As prices continue to fall for the vast majority of commercial insurance accounts, agents and brokers are searching for ways to keep growing their top- and bottom lines despite drops in renewal commissions.

"2007 was the year the soft market caught up with everybody, and the boat is leaking," observed Kevin Stipe, senior vice president and principal at Atlanta-based Reagan Consulting Inc., which developed and produces the "Best Practices" program in conjunction with the Independent Insurance Agents and Brokers of America.

Indeed, the pricing environment going into 2008 is "much softer than what was expected," according to Robert J. Lieblein, managing principal with the consulting firm Hales & Company in Harrisburg, Pa.

"There appears to be no end in sight," he said. "There is some realization that rates can't go too low, but competition is continuing to drop rates. This will continue through 2008."

"There is no sign prices are firming," agreed Wayne Walkotten, senior vice president for the Willoughby, Ohio-based consulting firm Marsh, Berry & Company Inc. "This is the third year in a row of deteriorating renewals."
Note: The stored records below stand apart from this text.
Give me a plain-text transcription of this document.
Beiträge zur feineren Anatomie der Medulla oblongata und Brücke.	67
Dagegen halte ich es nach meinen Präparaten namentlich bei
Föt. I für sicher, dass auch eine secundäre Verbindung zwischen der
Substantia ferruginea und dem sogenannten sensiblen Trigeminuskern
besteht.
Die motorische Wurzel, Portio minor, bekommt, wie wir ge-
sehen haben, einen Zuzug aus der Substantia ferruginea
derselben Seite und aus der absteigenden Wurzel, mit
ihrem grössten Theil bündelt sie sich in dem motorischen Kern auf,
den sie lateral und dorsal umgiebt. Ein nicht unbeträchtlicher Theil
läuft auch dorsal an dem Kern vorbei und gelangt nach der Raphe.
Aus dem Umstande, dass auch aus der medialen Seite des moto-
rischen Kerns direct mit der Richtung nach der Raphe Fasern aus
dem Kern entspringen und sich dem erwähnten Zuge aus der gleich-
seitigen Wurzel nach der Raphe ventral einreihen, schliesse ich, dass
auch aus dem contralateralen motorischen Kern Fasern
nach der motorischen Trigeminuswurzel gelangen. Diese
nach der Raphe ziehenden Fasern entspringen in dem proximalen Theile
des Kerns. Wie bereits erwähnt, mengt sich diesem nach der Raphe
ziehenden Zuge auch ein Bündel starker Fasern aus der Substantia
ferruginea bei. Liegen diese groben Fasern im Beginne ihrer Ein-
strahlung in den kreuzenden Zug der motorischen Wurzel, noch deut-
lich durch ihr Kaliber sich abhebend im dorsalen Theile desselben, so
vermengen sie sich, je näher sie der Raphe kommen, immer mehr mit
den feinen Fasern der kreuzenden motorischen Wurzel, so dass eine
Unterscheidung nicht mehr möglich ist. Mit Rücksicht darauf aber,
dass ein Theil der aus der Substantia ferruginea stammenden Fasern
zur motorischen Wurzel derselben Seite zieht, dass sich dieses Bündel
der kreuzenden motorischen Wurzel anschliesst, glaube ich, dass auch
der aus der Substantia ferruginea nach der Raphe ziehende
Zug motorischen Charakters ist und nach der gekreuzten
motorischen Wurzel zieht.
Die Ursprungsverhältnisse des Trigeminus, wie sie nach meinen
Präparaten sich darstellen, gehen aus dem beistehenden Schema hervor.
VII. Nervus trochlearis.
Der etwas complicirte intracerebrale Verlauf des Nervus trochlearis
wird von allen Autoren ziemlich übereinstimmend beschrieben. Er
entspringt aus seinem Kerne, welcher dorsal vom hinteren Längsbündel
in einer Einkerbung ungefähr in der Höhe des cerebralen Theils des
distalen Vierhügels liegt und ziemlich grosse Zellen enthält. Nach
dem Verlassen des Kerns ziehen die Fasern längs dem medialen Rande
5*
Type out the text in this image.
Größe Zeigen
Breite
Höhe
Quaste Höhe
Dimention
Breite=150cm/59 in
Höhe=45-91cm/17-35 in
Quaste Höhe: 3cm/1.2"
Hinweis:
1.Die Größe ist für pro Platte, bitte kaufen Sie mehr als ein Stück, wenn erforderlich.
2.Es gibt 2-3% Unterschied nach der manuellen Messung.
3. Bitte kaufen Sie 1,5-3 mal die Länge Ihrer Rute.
What makes this particular price softening especially problematic for producers is that while the market is going through one of its traditional cycles, the customary levers to offset the loss of commission income are absent, according to a number of experts queried.

During prior soft markets, noted David Small, a financial analyst with Bear Stearns in New York, brokers compensated for lower standard commissions by convincing clients to buy back coverage they gave up during the hard market. Today, however, buyers appear to be comfortable holding more risk on their balance sheets, he said.

That may change at some point when insurance becomes cheap enough to just transfer more risk once again, he remarked--but it hasn't reached that point. However, the fear, he added, is that when insurance does become that cheap, it could mean the beginning of bad underwriting--again, a point the industry has not yet reached.

Another strategy brokers have employed to deal with soft cycles is to strip out the fat in their firms--cutting expenses to maintain profit margins, noted Mr. Stipe.

However, to increase their margins over the past decade, brokerages and agencies have already "tightened up their waist lines," stripping away a lot of waste and redundancies, he said, adding that the result is that with no fat left to trim, "one dollar of lost premium to the soft market can have a pretty significant impact to the bottom line."

The big question now is whether intermediaries will begin to cut muscle and not merely fat to improve their short-term profit margins--at the expense of their long-term viability, warned Mr. Stipe. "To be healthy, you have to invest in future growth" despite market conditions, he advised.

In a softening market, the challenge is to have the best-trained, most productive and innovative people in the field to be creative in holding onto good accounts while attracting new business, which means the war for talent will heat up, according to Mr. Lieblein of Hales & Company.

Firms need to recruit producers from nontraditional sources, including other sales fields, he suggested.

What makes investment in untested but high-potential talent so difficult for so many firms, Mr. Lieblein acknowledged, is that new producers will take at least two years to pay off with production results.

While making that kind of investment will be tougher and tougher in the current downcycle, the value of producers with their own books of business only increases, observed Mr. Stipe.

One strategy to increase earnings during this soft market is to identify new avenues of revenue through 2008.

"Cross selling will be mandatory," said Mr. Walkotten. He observed that more agents and brokers will look to both the property-casualty and the employee benefits needs of their commercial clients to grow their overall business. He noted that the benefits area is the one place where there is continued growth or at least stability.

"Producers need to get every policy under their relationship and work at growing those relationships," said Mr. Walkotten.

Chris McShea, a partner in the insurance advisory practice with Ernst & Young, said what the market is seeing in 2008 is a power shift back to the policyholder and broker.

With the hard market, investigations by state attorneys general into contingent commission kickbacks and steering of insurance contracts, plus the resulting changes in the compensation and business model, power shifted to underwriters in early 2000.

As that wave of issues has passed, power shifted back to brokers and buyers--a development Mr. McShea said is "important for brokers to embrace" while it lasts.

The role of the broker is also changing, he suggested. They are no longer merely price negotiators but have become more sophisticated navigators in a very complex world of insurance coverage and alternative risk-transfer, he said.

"The shift is continuing today and [will continue] beyond 2008," according to Mr. McShea.

Some firms may simply buy or merge with other agencies to grow. Despite falling profits and tightening credit, merger and acquisition activity is heating up, with a large influx of sellers expected, noted Mr. Walkotten, who anticipates a lot of activity in early 2008.

The credit squeeze, according to Mr. Walkotten, will probably not have much effect on brokers with the resources to make acquisitions. Indeed, the major acquirers and agency aggregators--such as Arthur J. Gallagher and Brown & Brown--have cash, stock and loans at their disposal to make acquisitions, he noted.

However, the crunch may undermine private equity firms that were considering getting into the brokerage business but now can't get their foot in the door because sellers will be leery of their ability to finance a deal.

"I think we are at a real interesting time for the brokerage industry," said Mr. Stipe.